I love it when a priest leaves us laughing.  Between sharing war stories about quitting smoking and not drinking coffee anymore, everyone acknowledged that Franciscans also make the best craft beers and ales around.  Conversation at donuts and coffee after Mass was lively and filled with laughter.  Fr. Bill fit my idea of a friar.  Not only did he remind me of Friar Tuck visually, he also reminded me of his heart - brave, true, and filled with humor - Characteristics I've always personally equated with Franciscans.

So, these past many weeks have been exciting for us.  We have been treated to stories of danger and suspense, thrills and chills, drama, history, and humorous stories of unexpected encounters and misunderstandings based on language confusion and lack of awareness of social customs.  It has been a lively and blessed time.  All that worry and fretting for nothing. Three men at bat. Three home runs  It's been a great summer but, we sure are excited to know that Fr. Jarek will be home soon.



    Enjoyed your article tremendously. You nailed it. They have all been joys but it will be nice to have Fr. J back soon. I always enjoy your articles but this one is special.

  2. I love hearing your stories about moving to the rural area of Missouri from California... You truly should write a book.

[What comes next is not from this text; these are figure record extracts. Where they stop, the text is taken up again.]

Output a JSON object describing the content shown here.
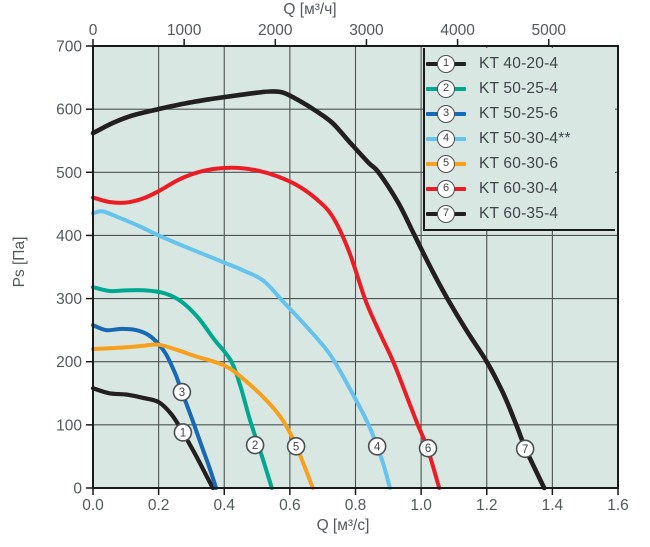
{
  "chart_data": {
    "type": "line",
    "title": "",
    "plot_bg": "#d8e7e2",
    "grid_color": "#4e5254",
    "frame_color": "#1a1a1a",
    "text_color": "#53585d",
    "marker_border": "#4a4f54",
    "grid": true,
    "legend_position": "top-right",
    "top_axis": {
      "label": "Q [м³/ч]",
      "ticks": [
        0,
        1000,
        2000,
        3000,
        4000,
        5000
      ],
      "range": [
        0,
        5760
      ]
    },
    "bottom_axis": {
      "label": "Q [м³/с]",
      "ticks": [
        0,
        0.2,
        0.4,
        0.6,
        0.8,
        1.0,
        1.2,
        1.4,
        1.6
      ],
      "range": [
        0,
        1.6
      ],
      "decimals": 1
    },
    "y_axis": {
      "label": "Ps [Па]",
      "ticks": [
        0,
        100,
        200,
        300,
        400,
        500,
        600,
        700
      ],
      "range": [
        0,
        700
      ]
    },
    "series": [
      {
        "id": "1",
        "name": "KT 40-20-4",
        "color": "#231f20",
        "width": 4.2,
        "marker": [
          0.274,
          88
        ],
        "points": [
          [
            0,
            158
          ],
          [
            0.05,
            150
          ],
          [
            0.1,
            148
          ],
          [
            0.15,
            143
          ],
          [
            0.2,
            136
          ],
          [
            0.24,
            116
          ],
          [
            0.274,
            88
          ],
          [
            0.31,
            55
          ],
          [
            0.34,
            25
          ],
          [
            0.365,
            0
          ]
        ]
      },
      {
        "id": "2",
        "name": "KT 50-25-4",
        "color": "#00a890",
        "width": 4,
        "marker": [
          0.494,
          68
        ],
        "points": [
          [
            0,
            318
          ],
          [
            0.05,
            312
          ],
          [
            0.1,
            313
          ],
          [
            0.16,
            313
          ],
          [
            0.22,
            308
          ],
          [
            0.27,
            295
          ],
          [
            0.32,
            270
          ],
          [
            0.37,
            235
          ],
          [
            0.42,
            202
          ],
          [
            0.45,
            160
          ],
          [
            0.48,
            105
          ],
          [
            0.515,
            50
          ],
          [
            0.545,
            0
          ]
        ]
      },
      {
        "id": "3",
        "name": "KT 50-25-6",
        "color": "#1768b5",
        "width": 4,
        "marker": [
          0.271,
          152
        ],
        "points": [
          [
            0,
            258
          ],
          [
            0.04,
            250
          ],
          [
            0.09,
            252
          ],
          [
            0.14,
            249
          ],
          [
            0.18,
            238
          ],
          [
            0.22,
            214
          ],
          [
            0.25,
            182
          ],
          [
            0.271,
            152
          ],
          [
            0.3,
            112
          ],
          [
            0.33,
            68
          ],
          [
            0.355,
            32
          ],
          [
            0.375,
            0
          ]
        ]
      },
      {
        "id": "4",
        "name": "KT 50-30-4**",
        "color": "#65c3ee",
        "width": 4,
        "marker": [
          0.866,
          66
        ],
        "points": [
          [
            0,
            435
          ],
          [
            0.03,
            438
          ],
          [
            0.08,
            428
          ],
          [
            0.14,
            415
          ],
          [
            0.2,
            400
          ],
          [
            0.3,
            378
          ],
          [
            0.4,
            357
          ],
          [
            0.46,
            344
          ],
          [
            0.52,
            328
          ],
          [
            0.58,
            295
          ],
          [
            0.65,
            256
          ],
          [
            0.72,
            213
          ],
          [
            0.78,
            160
          ],
          [
            0.84,
            100
          ],
          [
            0.88,
            46
          ],
          [
            0.905,
            0
          ]
        ]
      },
      {
        "id": "5",
        "name": "KT 60-30-6",
        "color": "#f6a01d",
        "width": 4,
        "marker": [
          0.619,
          66
        ],
        "points": [
          [
            0,
            220
          ],
          [
            0.08,
            222
          ],
          [
            0.15,
            225
          ],
          [
            0.2,
            227
          ],
          [
            0.26,
            218
          ],
          [
            0.31,
            209
          ],
          [
            0.4,
            194
          ],
          [
            0.46,
            172
          ],
          [
            0.53,
            138
          ],
          [
            0.58,
            106
          ],
          [
            0.62,
            66
          ],
          [
            0.67,
            0
          ]
        ]
      },
      {
        "id": "6",
        "name": "KT 60-30-4",
        "color": "#ec1c24",
        "width": 4,
        "marker": [
          1.021,
          63
        ],
        "points": [
          [
            0,
            460
          ],
          [
            0.05,
            453
          ],
          [
            0.1,
            452
          ],
          [
            0.15,
            458
          ],
          [
            0.2,
            470
          ],
          [
            0.26,
            488
          ],
          [
            0.32,
            500
          ],
          [
            0.38,
            506
          ],
          [
            0.44,
            507
          ],
          [
            0.5,
            503
          ],
          [
            0.56,
            494
          ],
          [
            0.62,
            480
          ],
          [
            0.68,
            458
          ],
          [
            0.73,
            430
          ],
          [
            0.78,
            375
          ],
          [
            0.83,
            298
          ],
          [
            0.87,
            250
          ],
          [
            0.915,
            200
          ],
          [
            0.96,
            140
          ],
          [
            0.99,
            100
          ],
          [
            1.02,
            62
          ],
          [
            1.055,
            0
          ]
        ]
      },
      {
        "id": "7",
        "name": "KT 60-35-4",
        "color": "#231f20",
        "width": 4.6,
        "marker": [
          1.317,
          62
        ],
        "points": [
          [
            0,
            562
          ],
          [
            0.06,
            578
          ],
          [
            0.12,
            590
          ],
          [
            0.2,
            600
          ],
          [
            0.28,
            609
          ],
          [
            0.36,
            616
          ],
          [
            0.44,
            622
          ],
          [
            0.5,
            626
          ],
          [
            0.54,
            628
          ],
          [
            0.58,
            626
          ],
          [
            0.63,
            613
          ],
          [
            0.68,
            597
          ],
          [
            0.73,
            578
          ],
          [
            0.78,
            549
          ],
          [
            0.84,
            515
          ],
          [
            0.87,
            500
          ],
          [
            0.93,
            452
          ],
          [
            0.98,
            400
          ],
          [
            1.03,
            348
          ],
          [
            1.08,
            300
          ],
          [
            1.14,
            248
          ],
          [
            1.2,
            200
          ],
          [
            1.25,
            150
          ],
          [
            1.29,
            100
          ],
          [
            1.32,
            60
          ],
          [
            1.375,
            0
          ]
        ]
      }
    ]
  }
}
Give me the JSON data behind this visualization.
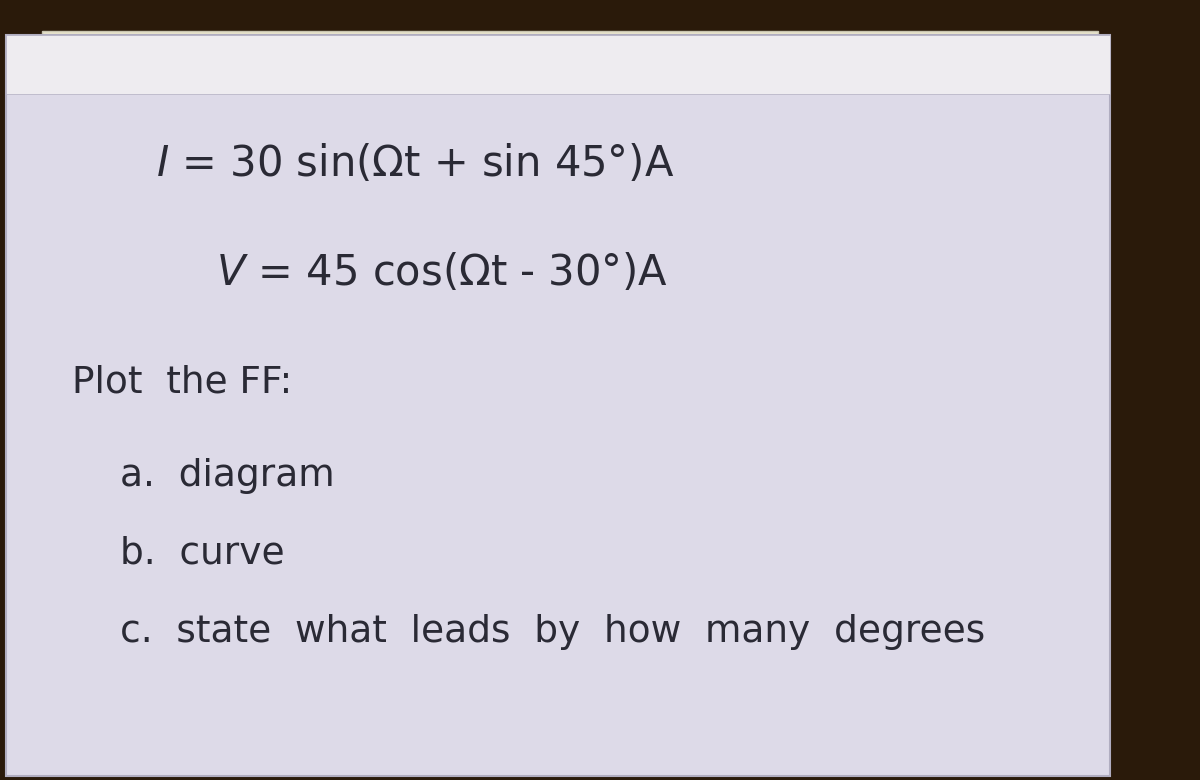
{
  "bg_color": "#2a1a0a",
  "paper_color": "#dddae8",
  "paper_color2": "#eeecf0",
  "text_color": "#2a2a35",
  "line1": "I =  30 sin(Ωt + sin 45°)A",
  "line2": "V =  45 cos(Ωt - 30°)A",
  "line3": "Plot  the FF:",
  "line4": "a.  diagram",
  "line5": "b.  curve",
  "line6": "c.  state  what  leads  by  how  many  degrees",
  "figsize": [
    12.0,
    7.8
  ],
  "dpi": 100
}
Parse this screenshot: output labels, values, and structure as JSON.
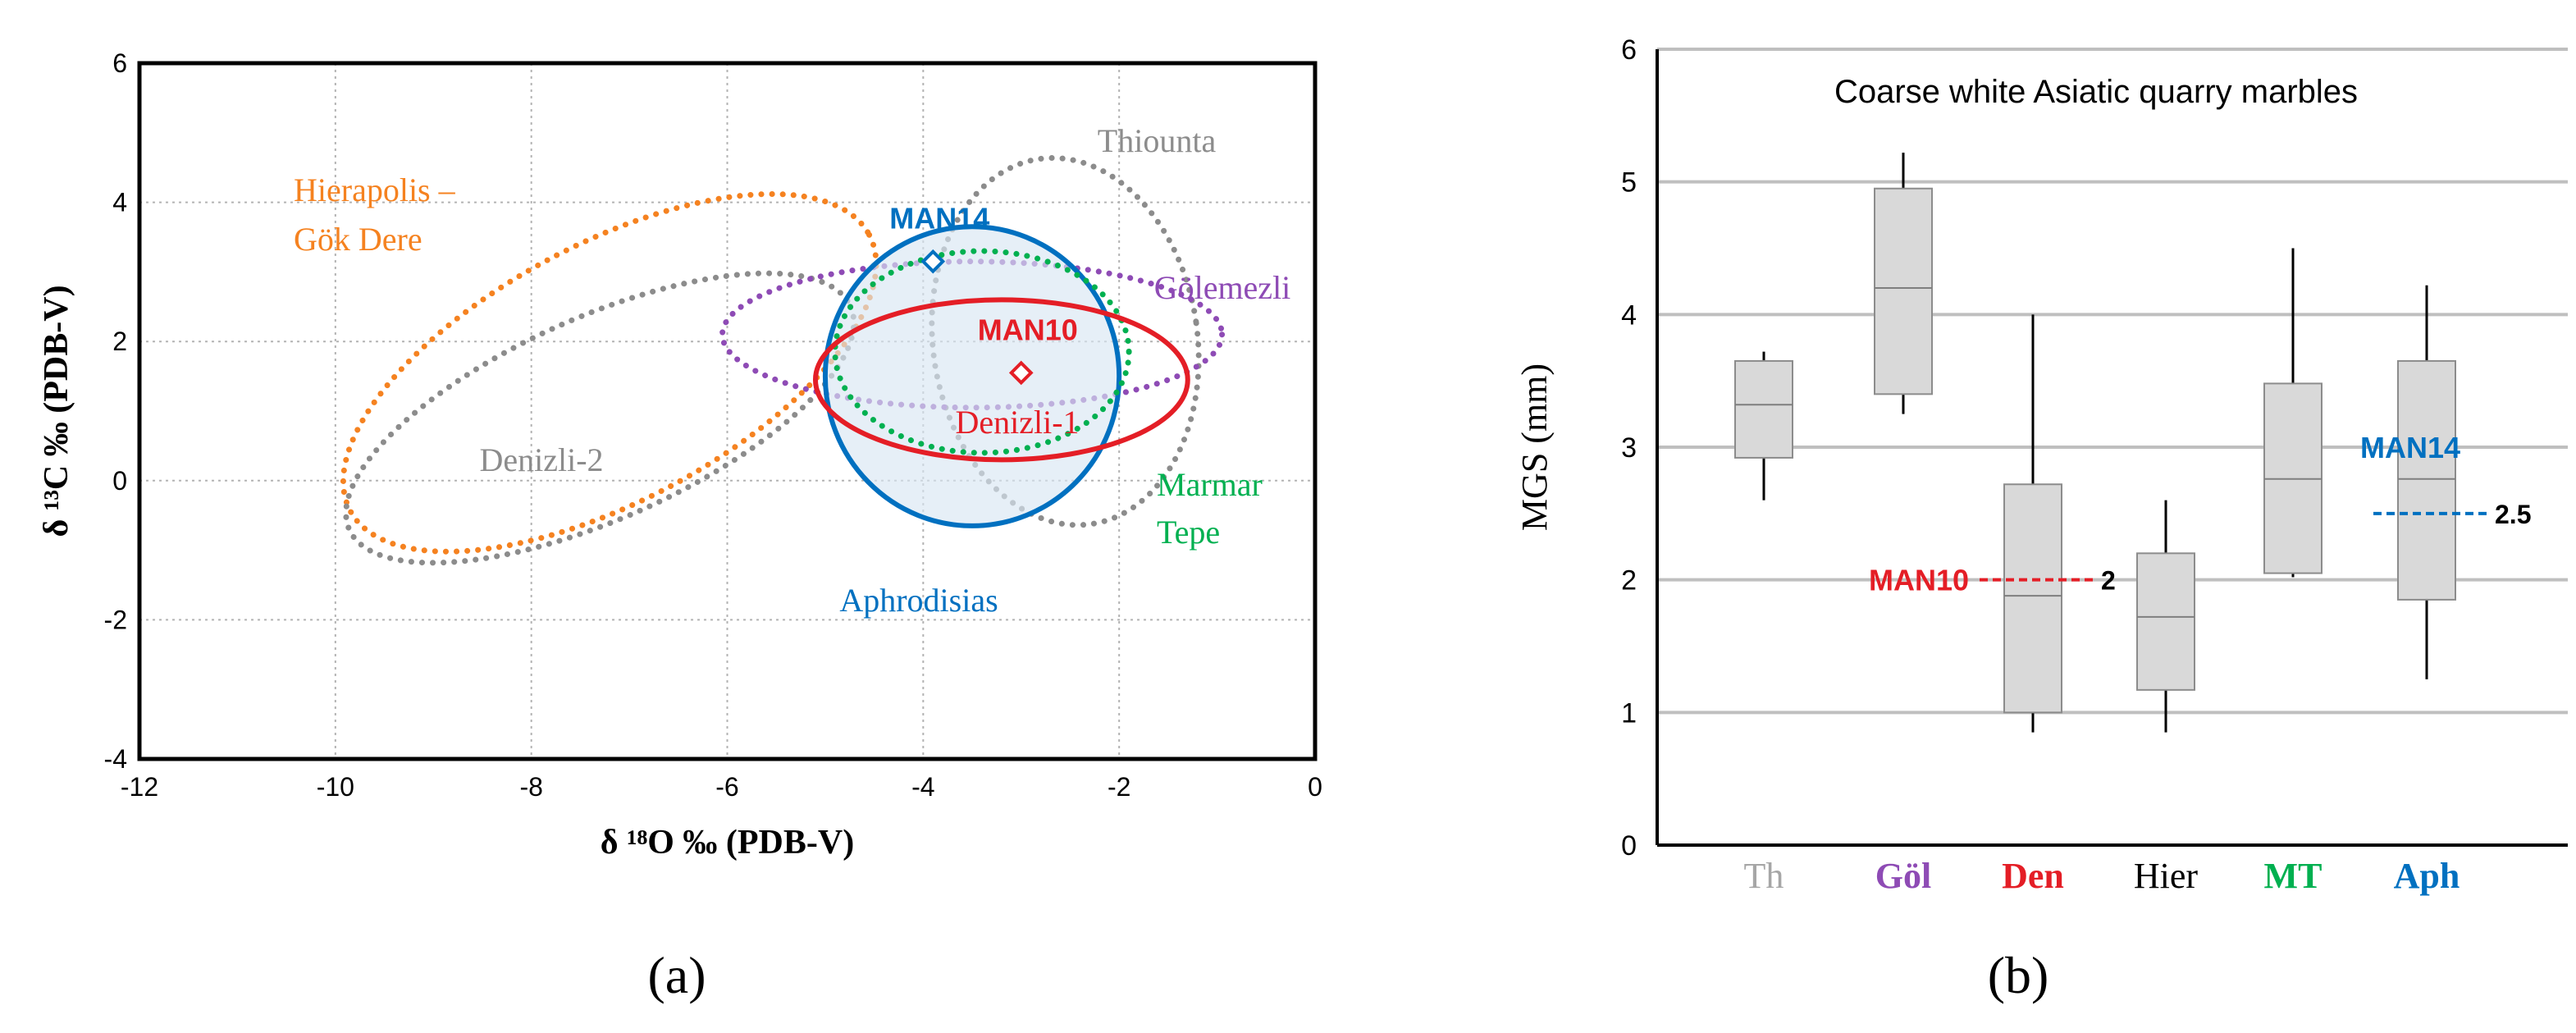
{
  "chart_data": [
    {
      "type": "scatter",
      "panel_label": "(a)",
      "xlabel": "δ ¹⁸O ‰ (PDB-V)",
      "ylabel": "δ ¹³C ‰ (PDB-V)",
      "xlim": [
        -12,
        0
      ],
      "ylim": [
        -4,
        6
      ],
      "x_ticks": [
        "-12",
        "-10",
        "-8",
        "-6",
        "-4",
        "-2",
        "0"
      ],
      "y_ticks": [
        "-4",
        "-2",
        "0",
        "2",
        "4",
        "6"
      ],
      "grid": true,
      "regions": [
        {
          "name": "Hierapolis – Gök Dere",
          "label_lines": [
            "Hierapolis –",
            "Gök Dere"
          ],
          "color": "#f58220",
          "style": "dotted",
          "cx": -7.2,
          "cy": 1.55,
          "rx": 3.0,
          "ry": 1.85,
          "angle_deg": 28
        },
        {
          "name": "Denizli-2",
          "label_lines": [
            "Denizli-2"
          ],
          "color": "#8c8c8c",
          "style": "dotted",
          "cx": -7.3,
          "cy": 0.9,
          "rx": 2.8,
          "ry": 1.45,
          "angle_deg": 24
        },
        {
          "name": "Thiounta",
          "label_lines": [
            "Thiounta"
          ],
          "color": "#8c8c8c",
          "style": "dotted",
          "cx": -2.55,
          "cy": 2.0,
          "rx": 1.35,
          "ry": 2.65,
          "angle_deg": 8
        },
        {
          "name": "Gölemezli",
          "label_lines": [
            "Gölemezli"
          ],
          "color": "#8e4bb5",
          "style": "dotted",
          "cx": -3.5,
          "cy": 2.1,
          "rx": 2.55,
          "ry": 1.05,
          "angle_deg": 0
        },
        {
          "name": "Aphrodisias",
          "label_lines": [
            "Aphrodisias"
          ],
          "color": "#0070c0",
          "style": "solid",
          "fill": "#d9e6f3",
          "cx": -3.5,
          "cy": 1.5,
          "rx": 1.5,
          "ry": 2.15,
          "angle_deg": 0
        },
        {
          "name": "Marmar Tepe",
          "label_lines": [
            "Marmar",
            "Tepe"
          ],
          "color": "#00b050",
          "style": "dotted",
          "cx": -3.4,
          "cy": 1.85,
          "rx": 1.5,
          "ry": 1.45,
          "angle_deg": 0
        },
        {
          "name": "Denizli-1",
          "label_lines": [
            "Denizli-1"
          ],
          "color": "#e41e26",
          "style": "solid",
          "cx": -3.2,
          "cy": 1.45,
          "rx": 1.9,
          "ry": 1.15,
          "angle_deg": 0
        }
      ],
      "points": [
        {
          "name": "MAN14",
          "x": -3.9,
          "y": 3.15,
          "color": "#0070c0"
        },
        {
          "name": "MAN10",
          "x": -3.0,
          "y": 1.55,
          "color": "#e41e26"
        }
      ]
    },
    {
      "type": "box",
      "panel_label": "(b)",
      "title": "Coarse white Asiatic quarry marbles",
      "ylabel": "MGS (mm)",
      "ylim": [
        0,
        6
      ],
      "y_ticks": [
        "0",
        "1",
        "2",
        "3",
        "4",
        "5",
        "6"
      ],
      "grid": true,
      "categories": [
        {
          "label": "Th",
          "color": "#a6a6a6",
          "min": 2.6,
          "q1": 2.92,
          "median": 3.32,
          "q3": 3.65,
          "max": 3.72
        },
        {
          "label": "Göl",
          "color": "#8e4bb5",
          "min": 3.25,
          "q1": 3.4,
          "median": 4.2,
          "q3": 4.95,
          "max": 5.22
        },
        {
          "label": "Den",
          "color": "#e41e26",
          "min": 0.85,
          "q1": 1.0,
          "median": 1.88,
          "q3": 2.72,
          "max": 4.0
        },
        {
          "label": "Hier",
          "color": "#000000",
          "min": 0.85,
          "q1": 1.17,
          "median": 1.72,
          "q3": 2.2,
          "max": 2.6
        },
        {
          "label": "MT",
          "color": "#00b050",
          "min": 2.02,
          "q1": 2.05,
          "median": 2.76,
          "q3": 3.48,
          "max": 4.5
        },
        {
          "label": "Aph",
          "color": "#0070c0",
          "min": 1.25,
          "q1": 1.85,
          "median": 2.76,
          "q3": 3.65,
          "max": 4.22
        }
      ],
      "annotations": [
        {
          "name": "MAN10",
          "value": 2,
          "value_label": "2",
          "category": "Den",
          "color": "#e41e26"
        },
        {
          "name": "MAN14",
          "value": 2.5,
          "value_label": "2.5",
          "category": "Aph",
          "color": "#0070c0"
        }
      ]
    }
  ]
}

    There are so many good things about small town living ---and yet, there are some challenges for all of us... My biggest challenge right now (due to my health problems the past 6 months) is getting top-notch health care. I do like my Primary Care Doctor ---but not so much my Cardiologist.... Seems as if the 'good' doctors (unless they grew up in this area) come here ---but leave as soon as something better comes along for them and their career... Same is true of other areas/businesses/jobs, etc....

    Glad your have enjoyed your 'sub' pastors this Summer.


    1. Hi Betsy. I get it about health care. One of the two hospitals in our area closed. Now the closest other alternatives are in Blytheville, Arkansas and Poplar Bluff, MO. It's scary deciding on a doctor, too. Rural living has some serious downsides.

  3. God surely knocked it out of the park with this!! How wonderful that they were all a blessing! This is what I wish for us. Our pastor is leaving next month, leaving us with a temp until we find and agree on someone permanent. We formed a pastor search committee. Starting all over again with a new fearless leader is never easy for me.

  4. I think I would like to borrow your Friar Tuck!!!